The choice of method depends on available equipment, required sensitivity, and whether product identity confirmation is necessary for the specific research question.

What are emerging technologies that could advance (+)-delta-cadinene synthase research?

Several emerging technologies hold promise for advancing (+)-delta-cadinene synthase research:

• CRISPR/Cas9 genome editing:

  • Precise modification of specific CDNS isozymes in their native genomic context

  • Generation of isozyme-specific knockouts to determine individual roles

  • Creation of tagged versions of native proteins for in vivo localization and dynamics

  • Promoter editing to modify expression patterns without altering coding sequences

• Single-cell transcriptomics:

  • Revealing cell-type specific expression patterns of CDNS isozymes

  • Identifying specialized cells responsible for sesquiterpene production

  • Mapping cellular responses to pathogens with unprecedented resolution

• Cryo-electron microscopy:

  • Determining high-resolution structures of CDNS enzymes with bound substrates or intermediates

  • Visualizing conformational changes during catalysis

  • Providing insights for rational enzyme engineering

• Metabolomics and imaging mass spectrometry:

  • Spatial mapping of sesquiterpene distribution in plant tissues

  • Correlating CDNS expression with metabolite accumulation at the cellular level

  • Identifying novel products or intermediates in the pathway

• Protein engineering and directed evolution:

  • Altering substrate specificity or product profiles of CDNS enzymes

  • Improving catalytic efficiency or stability for biotechnological applications

  • Creating biosensors based on CDNS domains for detecting pathway intermediates

• Systems biology approaches:

  • Multi-omics integration (transcriptomics, proteomics, metabolomics) to model CDNS regulation

  • Network analysis to identify regulatory hubs controlling CDNS expression

  • Machine learning to predict CDNS responses to novel pathogen challenges

These technologies could address fundamental questions about CDNS function and regulation while opening new applications in crop improvement and biotechnology.
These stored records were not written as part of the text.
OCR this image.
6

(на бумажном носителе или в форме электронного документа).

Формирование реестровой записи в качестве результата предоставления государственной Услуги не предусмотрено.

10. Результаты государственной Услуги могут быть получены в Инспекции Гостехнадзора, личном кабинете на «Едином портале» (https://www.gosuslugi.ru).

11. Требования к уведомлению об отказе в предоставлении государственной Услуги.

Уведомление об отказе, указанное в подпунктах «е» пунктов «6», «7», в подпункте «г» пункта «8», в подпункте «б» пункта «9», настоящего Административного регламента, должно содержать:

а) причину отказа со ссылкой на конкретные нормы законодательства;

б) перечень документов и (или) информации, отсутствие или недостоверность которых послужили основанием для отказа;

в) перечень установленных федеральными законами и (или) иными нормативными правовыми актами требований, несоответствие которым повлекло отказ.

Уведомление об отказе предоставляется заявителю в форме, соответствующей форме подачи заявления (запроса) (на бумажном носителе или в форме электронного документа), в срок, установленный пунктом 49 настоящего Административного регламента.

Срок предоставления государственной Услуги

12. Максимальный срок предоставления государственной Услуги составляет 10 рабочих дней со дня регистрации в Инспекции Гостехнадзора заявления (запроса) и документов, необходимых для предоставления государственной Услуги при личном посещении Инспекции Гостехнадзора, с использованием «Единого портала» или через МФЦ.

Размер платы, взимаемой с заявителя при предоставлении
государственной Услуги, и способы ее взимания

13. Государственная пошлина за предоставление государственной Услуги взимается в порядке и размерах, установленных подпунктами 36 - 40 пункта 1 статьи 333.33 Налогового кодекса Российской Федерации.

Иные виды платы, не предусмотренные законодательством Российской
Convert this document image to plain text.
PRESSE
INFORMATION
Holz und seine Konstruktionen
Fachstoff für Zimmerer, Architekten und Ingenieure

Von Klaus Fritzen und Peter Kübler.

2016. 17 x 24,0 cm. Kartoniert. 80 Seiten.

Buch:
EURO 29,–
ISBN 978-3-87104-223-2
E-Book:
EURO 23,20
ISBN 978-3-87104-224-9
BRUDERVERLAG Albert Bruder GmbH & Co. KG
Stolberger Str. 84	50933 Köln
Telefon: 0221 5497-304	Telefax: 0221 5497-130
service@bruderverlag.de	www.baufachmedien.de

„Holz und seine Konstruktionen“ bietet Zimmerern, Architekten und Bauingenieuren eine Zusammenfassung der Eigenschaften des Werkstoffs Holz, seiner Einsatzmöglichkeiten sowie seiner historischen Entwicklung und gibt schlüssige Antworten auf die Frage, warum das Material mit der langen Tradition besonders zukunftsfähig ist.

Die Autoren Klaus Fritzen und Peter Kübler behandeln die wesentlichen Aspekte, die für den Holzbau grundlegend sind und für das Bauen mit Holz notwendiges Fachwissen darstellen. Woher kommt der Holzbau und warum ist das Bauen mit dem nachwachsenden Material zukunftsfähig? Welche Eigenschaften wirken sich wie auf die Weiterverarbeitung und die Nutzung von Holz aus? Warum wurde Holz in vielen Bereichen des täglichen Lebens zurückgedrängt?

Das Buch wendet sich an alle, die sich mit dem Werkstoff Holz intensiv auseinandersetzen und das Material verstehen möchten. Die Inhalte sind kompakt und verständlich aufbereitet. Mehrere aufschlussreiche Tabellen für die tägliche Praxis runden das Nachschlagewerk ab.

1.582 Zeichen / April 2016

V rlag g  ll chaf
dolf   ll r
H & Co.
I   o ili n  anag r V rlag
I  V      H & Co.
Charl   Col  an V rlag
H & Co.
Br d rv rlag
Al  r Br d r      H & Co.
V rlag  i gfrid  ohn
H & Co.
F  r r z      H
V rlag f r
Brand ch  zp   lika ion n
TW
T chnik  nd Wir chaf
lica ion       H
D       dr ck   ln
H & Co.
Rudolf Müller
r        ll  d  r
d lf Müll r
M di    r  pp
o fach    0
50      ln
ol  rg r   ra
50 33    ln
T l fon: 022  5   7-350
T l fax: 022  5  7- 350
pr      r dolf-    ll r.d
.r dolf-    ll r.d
How might research on (+)-delta-cadinene synthase contribute to cotton improvement?

Research on (+)-delta-cadinene synthase has significant potential to contribute to cotton improvement:

• Enhanced disease resistance:

  • Engineering cotton varieties with optimized CDNS expression patterns

  • Creating plants with faster or stronger induction of defense-related CDNS isozymes

  • Developing cotton with broader-spectrum resistance through modified sesquiterpene profiles

• Gossypol manipulation:

  • Selective suppression of seed-specific CDNS isozymes to reduce gossypol in seeds while maintaining it in vegetative tissues

  • This could make cotton seed protein available for human consumption while preserving insect resistance

  • Targeted enhancement of specific defensive sesquiterpenes with lower toxicity to mammals

• Abiotic stress tolerance:

  • Exploring potential roles of CDNS and derived compounds in abiotic stress responses

  • Engineering stress-responsive CDNS expression to enhance resilience

  • Identifying dual-function CDNS isozymes that contribute to both biotic and abiotic stress tolerance

• Marker-assisted breeding:

  • Developing molecular markers based on CDNS gene polymorphisms

  • Selecting for optimal CDNS alleles associated with enhanced disease resistance

  • Introgressing beneficial CDNS variants from wild cotton species

• Metabolic engineering opportunities:

  • Redirecting metabolic flux through the sesquiterpene pathway to enhance valuable compounds

  • Expressing cotton CDNS genes in heterologous hosts for biotechnological production

  • Creating novel sesquiterpene derivatives with enhanced protective properties

Understanding the complex regulation and diverse functions of the CDNS gene family could provide multiple avenues for cotton improvement, addressing challenges in both agricultural production and utilization of cotton byproducts.